Храпящие кони, всадники в халатах разноцветного шелка, развевающиеся перья на парчовых шлемах, расшитые узорами колчаны со стрелами, блеск серебряных украшений на сбруе — все, словно кадры исторического фильма, воскрешало XVII век, когда воины Гошри-хана впервые пришли в Долину Выбора. Среди яркого великолепия старинных боевых одежд, гиканья конников и рева возбужденной толпы я чувствовал себя как герой Марка Твена, попавший на рыцарский турнир ко двору короля Артура… Об этом думал я и потом, когда ходил по ярмарке. Среди тесного круга слушателей пели старинную песню два скотовода. Ведь именно так должны были петь их предки: став на одно колено и прижавшись головами друг к другу, чтобы лучше слышать собственный голос в вое степного ветра.
Группа бродячих актеров исполняла танец оленя. Эта пантомима основана на одной из историй о легендарном поэте Миларепа. Три женщины, отбивая такт ударами в плоские барабаны, резкими голосами тянули мелодию, под которую танцевали мужчины в причудливых масках. Здесь и охотник, и олень, и сам Миларепа, принявший образ нищего, чтобы отвлечь охотника и спасти своего лесного друга от гибели.

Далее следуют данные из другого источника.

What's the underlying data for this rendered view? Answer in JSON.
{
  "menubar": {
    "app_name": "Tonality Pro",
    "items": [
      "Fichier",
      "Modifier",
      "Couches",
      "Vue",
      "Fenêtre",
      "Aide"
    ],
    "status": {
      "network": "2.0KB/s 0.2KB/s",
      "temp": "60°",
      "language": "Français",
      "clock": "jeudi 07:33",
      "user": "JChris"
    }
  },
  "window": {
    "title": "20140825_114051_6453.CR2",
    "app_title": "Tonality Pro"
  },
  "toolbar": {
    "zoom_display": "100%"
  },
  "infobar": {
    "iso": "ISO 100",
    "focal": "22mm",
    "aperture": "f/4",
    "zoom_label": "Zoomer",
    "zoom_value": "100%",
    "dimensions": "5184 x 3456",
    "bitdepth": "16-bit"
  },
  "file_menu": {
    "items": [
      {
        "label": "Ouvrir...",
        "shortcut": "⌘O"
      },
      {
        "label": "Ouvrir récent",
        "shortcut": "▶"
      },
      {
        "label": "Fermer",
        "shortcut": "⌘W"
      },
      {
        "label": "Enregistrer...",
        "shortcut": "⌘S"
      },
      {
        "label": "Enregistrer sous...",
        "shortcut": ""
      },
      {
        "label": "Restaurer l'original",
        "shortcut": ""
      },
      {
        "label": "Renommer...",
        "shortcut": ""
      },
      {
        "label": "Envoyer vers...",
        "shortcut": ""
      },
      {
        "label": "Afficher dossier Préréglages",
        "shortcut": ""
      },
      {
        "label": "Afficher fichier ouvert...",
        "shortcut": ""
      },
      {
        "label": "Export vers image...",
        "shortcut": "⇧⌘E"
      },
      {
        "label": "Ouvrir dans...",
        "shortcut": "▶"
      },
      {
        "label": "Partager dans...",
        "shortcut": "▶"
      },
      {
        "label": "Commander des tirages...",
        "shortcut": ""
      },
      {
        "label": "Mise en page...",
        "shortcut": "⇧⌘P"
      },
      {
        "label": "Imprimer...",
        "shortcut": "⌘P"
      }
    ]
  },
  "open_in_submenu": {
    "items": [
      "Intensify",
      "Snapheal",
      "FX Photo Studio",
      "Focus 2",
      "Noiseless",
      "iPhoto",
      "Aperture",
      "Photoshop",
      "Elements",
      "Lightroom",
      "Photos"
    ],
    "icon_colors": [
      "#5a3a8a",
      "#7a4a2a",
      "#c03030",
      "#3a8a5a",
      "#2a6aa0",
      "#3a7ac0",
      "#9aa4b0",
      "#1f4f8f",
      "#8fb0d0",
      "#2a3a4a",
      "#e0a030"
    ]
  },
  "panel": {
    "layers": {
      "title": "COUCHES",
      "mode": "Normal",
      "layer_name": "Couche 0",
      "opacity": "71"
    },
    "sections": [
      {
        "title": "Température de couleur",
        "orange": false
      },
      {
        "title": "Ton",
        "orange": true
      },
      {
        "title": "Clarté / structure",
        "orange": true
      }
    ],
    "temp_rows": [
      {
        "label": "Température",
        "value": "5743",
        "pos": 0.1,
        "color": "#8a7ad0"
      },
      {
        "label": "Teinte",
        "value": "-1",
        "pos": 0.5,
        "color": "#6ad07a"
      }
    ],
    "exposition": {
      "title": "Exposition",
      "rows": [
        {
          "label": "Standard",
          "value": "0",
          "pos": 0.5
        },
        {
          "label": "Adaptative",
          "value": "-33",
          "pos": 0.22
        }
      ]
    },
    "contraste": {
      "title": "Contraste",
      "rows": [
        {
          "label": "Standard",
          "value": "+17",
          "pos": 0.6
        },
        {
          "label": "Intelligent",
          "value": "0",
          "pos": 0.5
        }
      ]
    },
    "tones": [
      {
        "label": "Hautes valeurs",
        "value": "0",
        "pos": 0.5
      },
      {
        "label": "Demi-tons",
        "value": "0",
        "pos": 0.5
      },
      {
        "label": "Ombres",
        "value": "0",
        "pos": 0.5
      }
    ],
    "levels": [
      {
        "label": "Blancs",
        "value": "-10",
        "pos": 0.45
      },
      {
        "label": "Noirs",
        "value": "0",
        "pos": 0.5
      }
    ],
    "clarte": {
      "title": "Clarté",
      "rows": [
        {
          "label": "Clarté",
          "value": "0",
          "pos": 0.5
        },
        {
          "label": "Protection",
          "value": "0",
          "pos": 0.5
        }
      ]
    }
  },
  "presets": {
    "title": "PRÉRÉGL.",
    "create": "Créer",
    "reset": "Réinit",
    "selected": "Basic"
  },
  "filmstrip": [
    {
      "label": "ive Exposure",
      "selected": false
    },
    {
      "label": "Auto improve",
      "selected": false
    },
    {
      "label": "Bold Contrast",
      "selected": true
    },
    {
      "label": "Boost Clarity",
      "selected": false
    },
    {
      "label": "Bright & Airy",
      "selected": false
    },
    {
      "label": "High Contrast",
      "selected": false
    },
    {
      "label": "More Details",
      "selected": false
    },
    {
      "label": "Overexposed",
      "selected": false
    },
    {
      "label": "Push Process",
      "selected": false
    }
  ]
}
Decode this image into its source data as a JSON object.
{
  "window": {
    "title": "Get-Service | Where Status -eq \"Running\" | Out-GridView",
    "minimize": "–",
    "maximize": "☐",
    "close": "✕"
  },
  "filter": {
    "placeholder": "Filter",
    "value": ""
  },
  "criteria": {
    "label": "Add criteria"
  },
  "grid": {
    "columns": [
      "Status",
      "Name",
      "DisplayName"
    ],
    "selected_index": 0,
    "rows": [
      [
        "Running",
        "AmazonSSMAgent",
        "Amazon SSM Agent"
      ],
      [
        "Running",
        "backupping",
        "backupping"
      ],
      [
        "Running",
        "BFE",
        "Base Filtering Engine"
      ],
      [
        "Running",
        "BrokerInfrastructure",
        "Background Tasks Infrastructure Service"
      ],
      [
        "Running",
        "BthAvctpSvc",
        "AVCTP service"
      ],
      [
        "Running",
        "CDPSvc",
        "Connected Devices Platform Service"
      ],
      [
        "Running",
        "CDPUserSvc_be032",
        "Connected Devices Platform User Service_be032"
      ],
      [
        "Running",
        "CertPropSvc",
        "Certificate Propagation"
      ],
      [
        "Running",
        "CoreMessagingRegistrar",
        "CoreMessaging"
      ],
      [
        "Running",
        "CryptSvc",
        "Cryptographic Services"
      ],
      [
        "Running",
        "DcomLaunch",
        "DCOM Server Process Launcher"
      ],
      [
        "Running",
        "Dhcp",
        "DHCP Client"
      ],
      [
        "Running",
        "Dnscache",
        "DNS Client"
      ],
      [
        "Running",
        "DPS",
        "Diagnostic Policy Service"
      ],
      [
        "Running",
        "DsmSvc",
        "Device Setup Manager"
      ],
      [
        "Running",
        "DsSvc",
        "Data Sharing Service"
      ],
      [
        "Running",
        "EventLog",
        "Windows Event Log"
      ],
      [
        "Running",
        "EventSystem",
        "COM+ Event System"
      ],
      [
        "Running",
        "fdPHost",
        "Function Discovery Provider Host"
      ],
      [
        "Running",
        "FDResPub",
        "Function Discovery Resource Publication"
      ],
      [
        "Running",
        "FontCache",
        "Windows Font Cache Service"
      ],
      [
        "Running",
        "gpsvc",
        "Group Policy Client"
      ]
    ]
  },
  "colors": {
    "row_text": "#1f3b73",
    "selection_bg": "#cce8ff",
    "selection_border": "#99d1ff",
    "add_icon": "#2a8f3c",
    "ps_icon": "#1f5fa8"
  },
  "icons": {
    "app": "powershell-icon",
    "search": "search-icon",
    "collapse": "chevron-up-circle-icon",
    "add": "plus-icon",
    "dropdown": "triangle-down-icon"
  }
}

Я разговорился с бойкой женщиной, которая после представления обходила зрителей за подношением и, видимо, была главой труппы. Многое хотелось узнать о жизни бродячих певцов, которые преломляют в своем творчестве то, что хранит народная память и создает народная душа. Тяжело было услышать, что даже эти полуголодные бродяги должны были ежегодно отдавать монастырю Сера в счет ула часть своих ничтожных заработков.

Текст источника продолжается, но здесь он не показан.